In the future, we can expect to see an increase in the clinical acceptance of non-invasive blood tests as a means of detecting Alzheimer’s, which will be critical in removing several institutional barriers, including cost, time and access to specialists. Early identification and diagnosis of dementia is a critical step in providing care, allowing more treatment options that increase independence, access to social support and more time to plan for the future with family.

Digitally enabled care is the future of telehealth

“Telehealth” has become an industry norm since the start of the pandemic, and is used as an umbrella term for everything from virtual doctor’s appointments to at-home testing kits. What is most important and impactful about telehealth is the technology’s ability to activate caring in new ways and improving accessibility. Specifically for cognitive health, digital assessment tools have made access to cognitive health monitoring more widely available without removing health care providers from the model of care, a common point of criticism in response to the DIY health economy.

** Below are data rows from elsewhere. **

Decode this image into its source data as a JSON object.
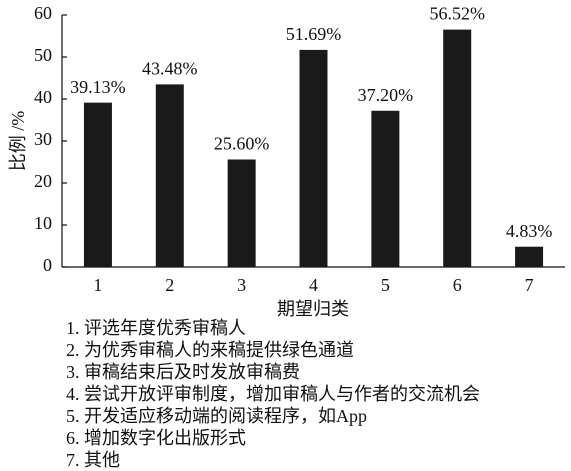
{
  "chart_data": {
    "type": "bar",
    "x_label": "期望归类",
    "y_label": "比例 /%",
    "categories": [
      "1",
      "2",
      "3",
      "4",
      "5",
      "6",
      "7"
    ],
    "values": [
      39.13,
      43.48,
      25.6,
      51.69,
      37.2,
      56.52,
      4.83
    ],
    "value_labels": [
      "39.13%",
      "43.48%",
      "25.60%",
      "51.69%",
      "37.20%",
      "56.52%",
      "4.83%"
    ],
    "color": "#1a1a1a",
    "ylim": [
      0,
      60
    ],
    "yticks": [
      0,
      10,
      20,
      30,
      40,
      50,
      60
    ],
    "notes": [
      "1. 评选年度优秀审稿人",
      "2. 为优秀审稿人的来稿提供绿色通道",
      "3. 审稿结束后及时发放审稿费",
      "4. 尝试开放评审制度，增加审稿人与作者的交流机会",
      "5. 开发适应移动端的阅读程序，如App",
      "6. 增加数字化出版形式",
      "7. 其他"
    ]
  }
}
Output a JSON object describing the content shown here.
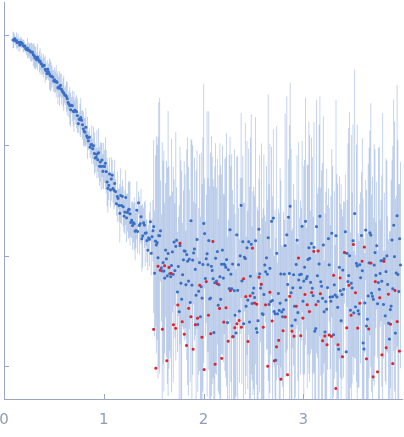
{
  "chart_data": {
    "type": "scatter",
    "title": "",
    "xlabel": "",
    "ylabel": "",
    "log_y": true,
    "xlim": [
      0,
      4.0
    ],
    "ylim": [
      0.0005,
      2.0
    ],
    "y_decades": [
      1,
      0.1,
      0.01,
      0.001
    ],
    "x_ticks": [
      0,
      1,
      2,
      3
    ],
    "x_tick_labels": [
      "0",
      "1",
      "2",
      "3"
    ],
    "grid": false,
    "legend": "none",
    "colors": {
      "axis": "#9aa6c2",
      "tick_label": "#8f9bb8",
      "included_points": "#3a6fc4",
      "excluded_points": "#e0242f",
      "error_bars": "#a9bfe4"
    },
    "series": [
      {
        "role": "included",
        "x": [
          0.1,
          0.2,
          0.3,
          0.4,
          0.5,
          0.6,
          0.7,
          0.8,
          0.9,
          1.0,
          1.1,
          1.2,
          1.3,
          1.4,
          1.5,
          1.6,
          1.8,
          2.0,
          2.2,
          2.4,
          2.6,
          2.8,
          3.0,
          3.2,
          3.4,
          3.6,
          3.8,
          3.95
        ],
        "y": [
          0.9,
          0.8,
          0.66,
          0.52,
          0.4,
          0.29,
          0.21,
          0.14,
          0.095,
          0.062,
          0.04,
          0.028,
          0.02,
          0.015,
          0.012,
          0.01,
          0.008,
          0.007,
          0.0065,
          0.006,
          0.006,
          0.0058,
          0.0057,
          0.0057,
          0.0057,
          0.0058,
          0.006,
          0.0065
        ],
        "spread_decades": [
          0.02,
          0.02,
          0.02,
          0.02,
          0.03,
          0.03,
          0.04,
          0.05,
          0.06,
          0.08,
          0.1,
          0.12,
          0.14,
          0.16,
          0.18,
          0.22,
          0.3,
          0.38,
          0.42,
          0.45,
          0.48,
          0.5,
          0.52,
          0.52,
          0.52,
          0.52,
          0.52,
          0.52
        ]
      },
      {
        "role": "excluded",
        "x": [
          1.5,
          2.0,
          2.4,
          2.8,
          3.2,
          3.6,
          3.95
        ],
        "y": [
          0.003,
          0.003,
          0.003,
          0.003,
          0.003,
          0.003,
          0.003
        ],
        "spread_decades": [
          0.55,
          0.55,
          0.55,
          0.55,
          0.55,
          0.55,
          0.55
        ]
      }
    ]
  }
}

In the coming year, we can expect to see continued development of digitally enabled care as healthcare organizations design workflows that incorporate innovative technologies that expand where and how care can be delivered. Technologies that enable clinicians to provide more personalized care without adding large time burdens or friction to their clinic workflows will truly move the needle. Within cognitive healthcare, Digitally Enabled Care (DEC) makes early screening for dementia and other cognitive impairments more accessible and convenient for patients. This will lead to more tests for those who need them and better characterization of patient populations.

Currently, 60% of people living with dementia have not been formally diagnosed. Patients are typically referred to specialists for diagnostic workup, a process that can delay care for months, often leaving patients frustrated and undertreated. Digital cognitive assessment and clinical decision support tools enable primary care physicians to engage in the diagnostic process efficiently, confidently, and without adding friction to their existing workflows. As a result, expect routine cognitive health assessment to become the new standard of care for cognitive care at the point of care. In 2023, primary care providers will continue to build convenient and supportive workflows, incorporating technology and new tests to diagnose and treat dementia.

By 2050, the cost of dementia in the US alone could rise to $1.1 trillion annually. Now more than ever, it is critical to meet the needs of people and families living with dementia. Fortunately, new diagnostic and treatment discoveries are paving the way for significant progress.